Instructor Reflection – Article 13 (9.1)

By Dr. Angela Laflen

Amy Wagner created “Article 13: Banning Memes and Modern Cultural Expression” for an upper-level composition course on the topic of Multimedia Writing in Fall 2018. In her final research project for the course, Amy focused on several issues we had discussed throughout the course including the cultural significance of Internet memes, the implications of copyright law on online expression and Internet culture, and digital storytelling. Amy researched Article 13 of the European Union’s Copyright Directive to consider how attempts to protect copyright online could have the additional effect of limiting online expression, and she focused specifically on the impact to Internet memes, arguing that memes represent a significant form of cultural expression worthy of protecting. Even though Article 13 was later amended to specifically exclude memes and mashups, Amy’s video essay provides insight into how efforts to protect copyright online can have unintended consequences on Internet culture, and it also documents the online activism of Internet content creators as they pushed back against the encroachment of Article 13 into online expression.

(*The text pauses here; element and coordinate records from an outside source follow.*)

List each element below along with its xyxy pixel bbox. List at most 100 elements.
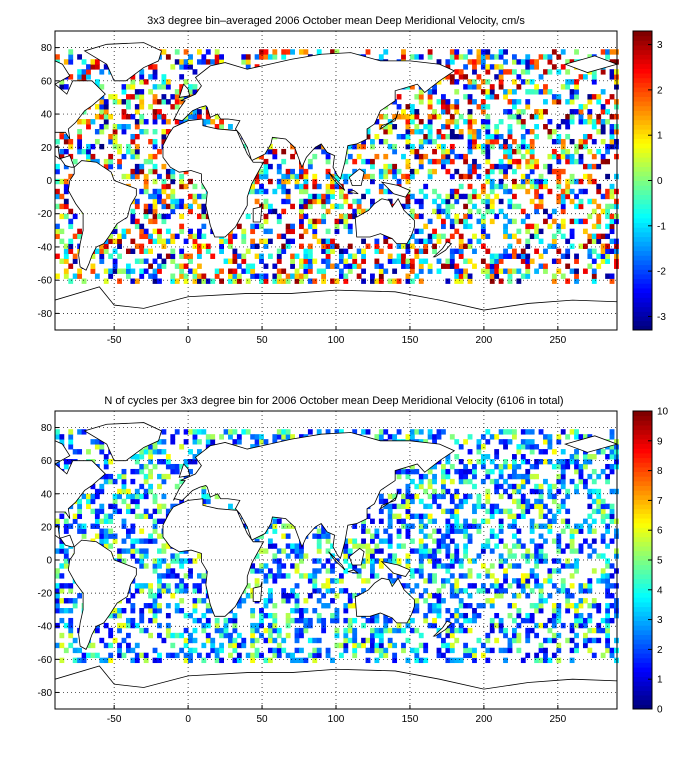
heat-cell — [525, 617, 531, 624]
heat-cell — [538, 593, 544, 599]
heat-cell — [343, 558, 349, 564]
heat-cell — [560, 233, 566, 240]
heat-cell — [68, 598, 74, 604]
colorbar-segment — [633, 129, 652, 135]
heat-cell — [259, 632, 264, 639]
heat-cell — [210, 637, 216, 644]
heat-cell — [321, 622, 327, 629]
heat-cell — [569, 153, 575, 160]
heat-cell — [436, 203, 442, 210]
heat-cell — [467, 223, 473, 230]
heat-cell — [516, 473, 522, 480]
heat-cell — [321, 617, 327, 624]
heat-cell — [485, 49, 491, 55]
heat-cell — [396, 622, 402, 629]
heat-cell — [458, 627, 464, 634]
heat-cell — [307, 573, 313, 579]
heat-cell — [472, 158, 477, 165]
heat-cell — [112, 538, 118, 544]
heat-cell — [556, 168, 562, 175]
heat-cell — [485, 148, 491, 155]
heat-cell — [143, 178, 149, 185]
heat-cell — [343, 173, 349, 180]
heat-cell — [294, 548, 300, 554]
heat-cell — [157, 622, 162, 629]
heat-cell — [387, 553, 393, 559]
heat-cell — [600, 258, 606, 264]
heat-cell — [121, 233, 127, 240]
heat-cell — [454, 79, 460, 85]
heat-cell — [179, 498, 185, 505]
heat-cell — [445, 617, 451, 624]
heat-cell — [392, 657, 398, 664]
heat-cell — [196, 278, 202, 284]
heat-cell — [117, 558, 122, 564]
heat-cell — [418, 163, 424, 170]
heat-cell — [378, 652, 384, 659]
heat-cell — [267, 657, 273, 664]
heat-cell — [516, 498, 522, 505]
heat-cell — [361, 173, 366, 180]
heat-cell — [321, 243, 327, 250]
heat-cell — [538, 523, 544, 529]
heat-cell — [370, 568, 375, 574]
heat-cell — [543, 268, 548, 274]
heat-cell — [192, 558, 198, 564]
heat-cell — [134, 468, 140, 475]
heat-cell — [370, 533, 375, 539]
heat-cell — [427, 558, 433, 564]
heat-cell — [290, 168, 295, 175]
heat-cell — [516, 449, 522, 455]
heat-cell — [511, 533, 517, 539]
heat-cell — [365, 578, 371, 584]
heat-cell — [467, 493, 473, 500]
heat-cell — [157, 188, 162, 195]
heat-cell — [165, 627, 171, 634]
heat-cell — [458, 153, 464, 160]
heat-cell — [245, 593, 251, 599]
heat-cell — [121, 114, 127, 120]
heat-cell — [614, 49, 619, 55]
heat-cell — [529, 463, 535, 470]
heat-cell — [201, 54, 207, 60]
heat-cell — [409, 548, 415, 554]
heat-cell — [276, 183, 282, 190]
heat-cell — [387, 617, 393, 624]
heat-cell — [529, 168, 535, 175]
heat-cell — [392, 513, 398, 520]
heat-cell — [445, 198, 451, 205]
heat-cell — [436, 543, 442, 549]
heat-cell — [480, 454, 486, 460]
heat-cell — [312, 652, 318, 659]
heat-cell — [401, 468, 406, 475]
heat-cell — [480, 148, 486, 155]
heat-cell — [188, 632, 193, 639]
heat-cell — [134, 622, 140, 629]
heat-cell — [59, 588, 65, 594]
heat-cell — [387, 637, 393, 644]
heat-cell — [458, 133, 464, 140]
velocity-panel: 3x3 degree bin–averaged 2006 October mea… — [38, 15, 667, 346]
heat-cell — [77, 148, 83, 155]
heat-cell — [72, 253, 78, 259]
heat-cell — [55, 253, 60, 259]
heat-cell — [192, 439, 198, 445]
heat-cell — [432, 617, 437, 624]
heat-cell — [90, 59, 96, 65]
heat-cell — [556, 223, 562, 230]
heat-cell — [543, 109, 548, 115]
heat-cell — [365, 528, 371, 534]
heat-cell — [405, 138, 411, 145]
heat-cell — [418, 99, 424, 105]
heat-cell — [250, 622, 256, 629]
heat-cell — [463, 473, 469, 480]
heat-cell — [405, 124, 411, 130]
heat-cell — [290, 228, 295, 235]
heat-cell — [183, 429, 189, 435]
heat-cell — [143, 463, 149, 470]
heat-cell — [454, 528, 460, 534]
heat-cell — [574, 253, 579, 259]
heat-cell — [423, 223, 429, 230]
heat-cell — [383, 153, 389, 160]
heat-cell — [534, 64, 540, 70]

Students were encouraged to think about what multimedia form they wanted their final projects to take and how they wanted to disseminate them to their audience. Amy chose the form of a video essay for her project and published the essay on YouTube. I like how she wove relevant clips from new stories, TedTalks, and other online videos into her own video and how she highlighted quotations from her scholarly sources and her own script to draw the reader’s attention to particularly important or complex ideas and terms. As one of Amy’s reviewers notes, this form bridges the gap between formal video essays and informal commentaries common on social media sites such as YouTube and in doing so maximizes audience engagement and makes the topic and Amy’s research comprehensible to a wide range of audiences.